Friday, July 6, 2018

Another Reason Why God Has Permitted Delay in My Life

I am an impatient person.

I want all my problems solved, and I want them solved right away.

I don't like facing deadlines and troubles in front of me. I don't want hardships overwhelming me. I don't like that there are clearcut problems in my way.

I also notice that I got angry about stuff a lot. I tended to recycle upsets, resentments, and hurts on a frequent basis.

There were lots of issues, lots of pains and problems which I had confronted.

Today, though, as I look more at Jesus, the Author and Finisher of faith, I see how much He wants us to prosper completely, inside and outside.

We need to rest in Him.

I wasn't totally prosperous inside. I wanted my life to have all the problems resolved and resolved right away.

I have learned to see Jesus much more, much larger in my path than I had before.

I don't look at yesterday. I don't fear for the morrow. 

Jesus has embraced everything, because He holds everything together.

For the longest time, I kept saying "Jesus, show me more of yourself."

I needed to read and heed God's Word on a greater level in order to do that.

The subject of Jesus as my High Priest forever has commanded a great deal of respect and honor for me.

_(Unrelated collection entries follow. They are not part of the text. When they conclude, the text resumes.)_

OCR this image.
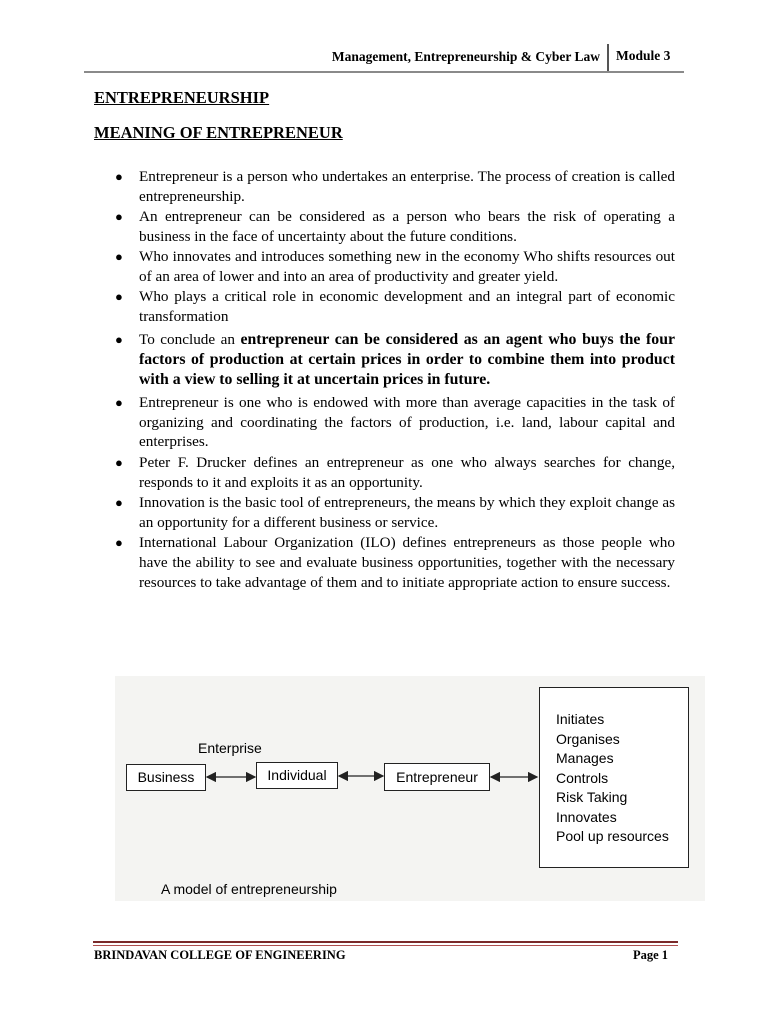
Management, Entrepreneurship & Cyber Law Module 3
ENTREPRENEURSHIP
MEANING OF ENTREPRENEUR
● Entrepreneur is a person who undertakes an enterprise. The process of creation is called entrepreneurship.
● An entrepreneur can be considered as a person who bears the risk of operating a business in the face of uncertainty about the future conditions.
● Who innovates and introduces something new in the economy Who shifts resources out of an area of lower and into an area of productivity and greater yield.
● Who plays a critical role in economic development and an integral part of economic transformation
● To conclude an entrepreneur can be considered as an agent who buys the four factors of production at certain prices in order to combine them into product with a view to selling it at uncertain prices in future.
● Entrepreneur is one who is endowed with more than average capacities in the task of organizing and coordinating the factors of production, i.e. land, labour capital and enterprises.
● Peter F. Drucker defines an entrepreneur as one who always searches for change, responds to it and exploits it as an opportunity.
● Innovation is the basic tool of entrepreneurs, the means by which they exploit change as an opportunity for a different business or service.
● International Labour Organization (ILO) defines entrepreneurs as those people who have the ability to see and evaluate business opportunities, together with the necessary resources to take advantage of them and to initiate appropriate action to ensure success.
Enterprise
Business	Individual	Entrepreneur
Initiates
Organises
Manages
Controls
Risk Taking
Innovates
Pool up resources
A model of entrepreneurship
BRINDAVAN COLLEGE OF ENGINEERING	Page 1
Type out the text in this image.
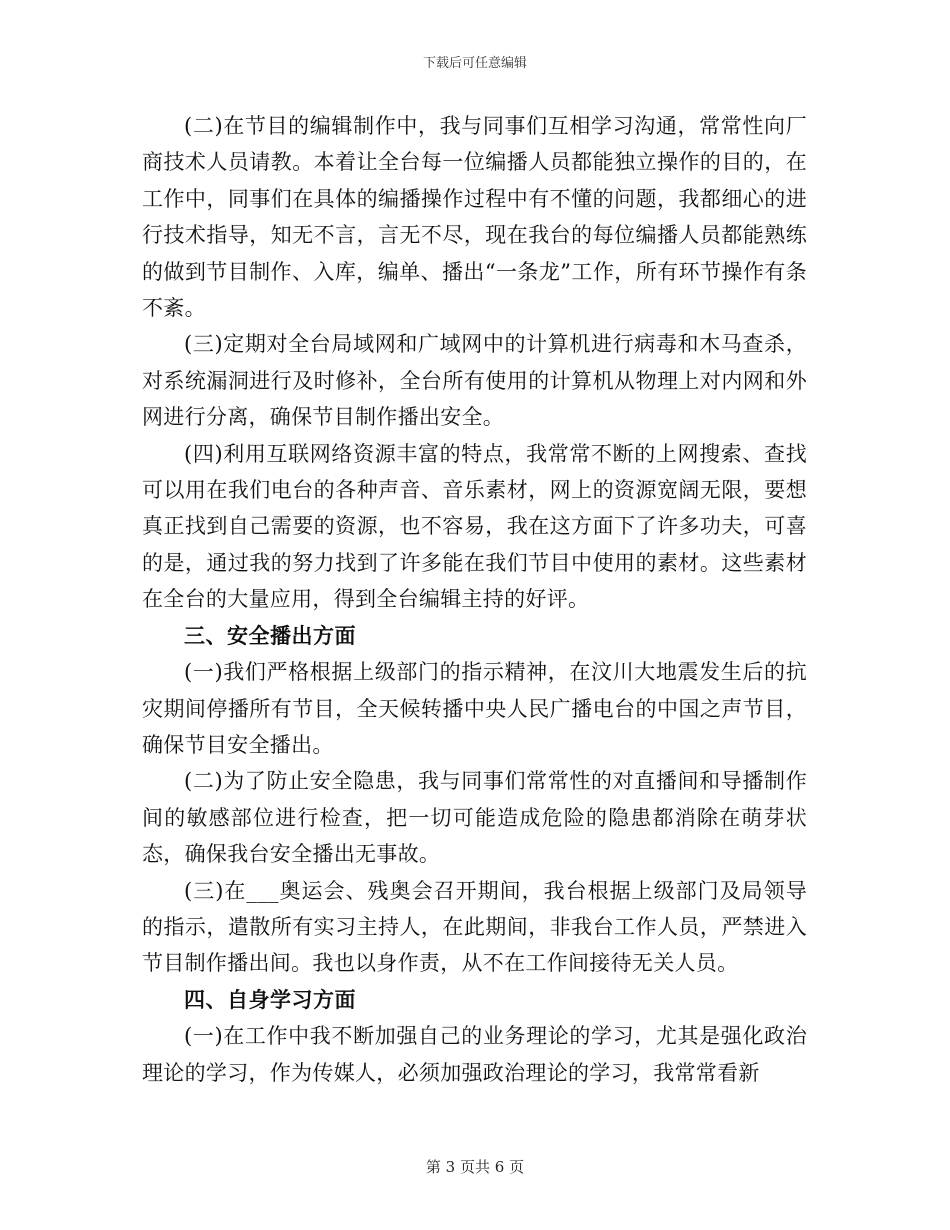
下载后可任意编辑

(二)在节目的编辑制作中，我与同事们互相学习沟通，常常性向厂商技术人员请教。本着让全台每一位编播人员都能独立操作的目的，在工作中，同事们在具体的编播操作过程中有不懂的问题，我都细心的进行技术指导，知无不言，言无不尽，现在我台的每位编播人员都能熟练的做到节目制作、入库，编单、播出“一条龙”工作，所有环节操作有条不紊。

(三)定期对全台局域网和广域网中的计算机进行病毒和木马查杀，对系统漏洞进行及时修补，全台所有使用的计算机从物理上对内网和外网进行分离，确保节目制作播出安全。

(四)利用互联网络资源丰富的特点，我常常不断的上网搜索、查找可以用在我们电台的各种声音、音乐素材，网上的资源宽阔无限，要想真正找到自己需要的资源，也不容易，我在这方面下了许多功夫，可喜的是，通过我的努力找到了许多能在我们节目中使用的素材。这些素材在全台的大量应用，得到全台编辑主持的好评。

三、安全播出方面

(一)我们严格根据上级部门的指示精神，在汶川大地震发生后的抗灾期间停播所有节目，全天候转播中央人民广播电台的中国之声节目，确保节目安全播出。

(二)为了防止安全隐患，我与同事们常常性的对直播间和导播制作间的敏感部位进行检查，把一切可能造成危险的隐患都消除在萌芽状态，确保我台安全播出无事故。

(三)在___奥运会、残奥会召开期间，我台根据上级部门及局领导的指示，遣散所有实习主持人，在此期间，非我台工作人员，严禁进入节目制作播出间。我也以身作责，从不在工作间接待无关人员。

四、自身学习方面

(一)在工作中我不断加强自己的业务理论的学习，尤其是强化政治理论的学习，作为传媒人，必须加强政治理论的学习，我常常看新

第 3 页共 6 页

It is great to know that He is watching out for me, that He is watching out for and cares for all of us, for all of what we are facing in this life.

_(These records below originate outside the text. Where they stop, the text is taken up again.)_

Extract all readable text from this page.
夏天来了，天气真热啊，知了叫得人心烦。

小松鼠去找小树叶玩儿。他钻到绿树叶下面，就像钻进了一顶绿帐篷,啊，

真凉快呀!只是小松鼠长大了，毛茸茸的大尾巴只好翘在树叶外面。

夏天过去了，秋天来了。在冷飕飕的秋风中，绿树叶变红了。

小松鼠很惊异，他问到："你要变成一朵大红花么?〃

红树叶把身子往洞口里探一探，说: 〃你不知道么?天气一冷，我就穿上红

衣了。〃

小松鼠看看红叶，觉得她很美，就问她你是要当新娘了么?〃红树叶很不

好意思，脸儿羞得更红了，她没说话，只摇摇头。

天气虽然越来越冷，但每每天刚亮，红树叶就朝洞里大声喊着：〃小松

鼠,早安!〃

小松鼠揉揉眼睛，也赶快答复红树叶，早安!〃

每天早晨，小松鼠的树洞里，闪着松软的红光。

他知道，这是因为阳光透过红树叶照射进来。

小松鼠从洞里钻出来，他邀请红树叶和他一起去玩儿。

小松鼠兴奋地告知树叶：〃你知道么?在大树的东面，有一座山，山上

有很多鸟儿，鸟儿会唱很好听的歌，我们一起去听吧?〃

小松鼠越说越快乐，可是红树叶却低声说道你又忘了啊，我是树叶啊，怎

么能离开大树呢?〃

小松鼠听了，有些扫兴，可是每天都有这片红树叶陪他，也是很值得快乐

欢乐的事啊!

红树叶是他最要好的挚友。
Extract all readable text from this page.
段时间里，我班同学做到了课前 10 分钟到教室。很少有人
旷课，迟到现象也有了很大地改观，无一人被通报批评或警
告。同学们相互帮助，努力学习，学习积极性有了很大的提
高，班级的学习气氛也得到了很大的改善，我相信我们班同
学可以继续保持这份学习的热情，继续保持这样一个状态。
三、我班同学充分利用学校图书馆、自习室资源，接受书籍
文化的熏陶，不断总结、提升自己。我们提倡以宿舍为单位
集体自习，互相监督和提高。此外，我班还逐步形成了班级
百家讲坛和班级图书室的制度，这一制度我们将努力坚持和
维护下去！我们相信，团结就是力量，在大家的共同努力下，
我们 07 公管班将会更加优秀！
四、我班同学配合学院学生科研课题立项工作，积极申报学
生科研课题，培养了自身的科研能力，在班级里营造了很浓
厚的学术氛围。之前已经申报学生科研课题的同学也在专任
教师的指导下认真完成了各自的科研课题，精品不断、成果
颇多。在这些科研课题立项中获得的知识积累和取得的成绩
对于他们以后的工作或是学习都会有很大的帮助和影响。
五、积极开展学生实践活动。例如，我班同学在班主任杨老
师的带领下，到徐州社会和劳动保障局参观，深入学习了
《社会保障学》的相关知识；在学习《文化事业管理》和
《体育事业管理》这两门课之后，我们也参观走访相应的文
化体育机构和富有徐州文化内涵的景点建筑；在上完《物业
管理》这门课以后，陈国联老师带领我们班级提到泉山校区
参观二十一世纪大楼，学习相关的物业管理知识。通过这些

This morning, I realized also that I didn't pray for other people. I have often been consumed in my own life, in my own troubles, in my own interests.

That is not God's best for us, either.

"And the LORD turned the captivity of Job, when he prayed for his friends: also the LORD gave Job twice as much as he had before." (John 42:10)

God restored so much more to Job than he had lost.

Also, Abraham received the promise after he prayed for Abimelech's household.

Here's the final section of Genesis 20:

"16And unto Sarah he said, Behold, I have given thy brother a thousand pieces of silver: behold, he is to thee a covering of the eyes, unto all that are with thee, and with all other: thus she was reproved. 17So Abraham prayed unto God: and God healed Abimelech, and his wife, and his maidservants; and they bare children. 18For the LORD had fast closed up all the wombs of the house of Abimelech, because of Sarah Abraham's wife." (Genesis 20:16-18)

Wow!

Then see what happened in the next chapter:

"1And the LORD visited Sarah as he had said, and the LORD did unto Sarah as he had spoken. 2For Sarah conceived, and bare Abraham a son in his old age, at the set time of which God had spoken to him." (Genesis 21:1-2)

Abraham prayed for Abimelech and his entire househeld, that the women could conceive and bear children. How strange is that? God had promised Abraham and Sarah child, and yet they had remained barren for years.

Their lack did not mean that they could not pray for others to receive a blessing.

Then God blessed Abraham and Sarah in turn.

I imagine that the same blessing is coming my way, too.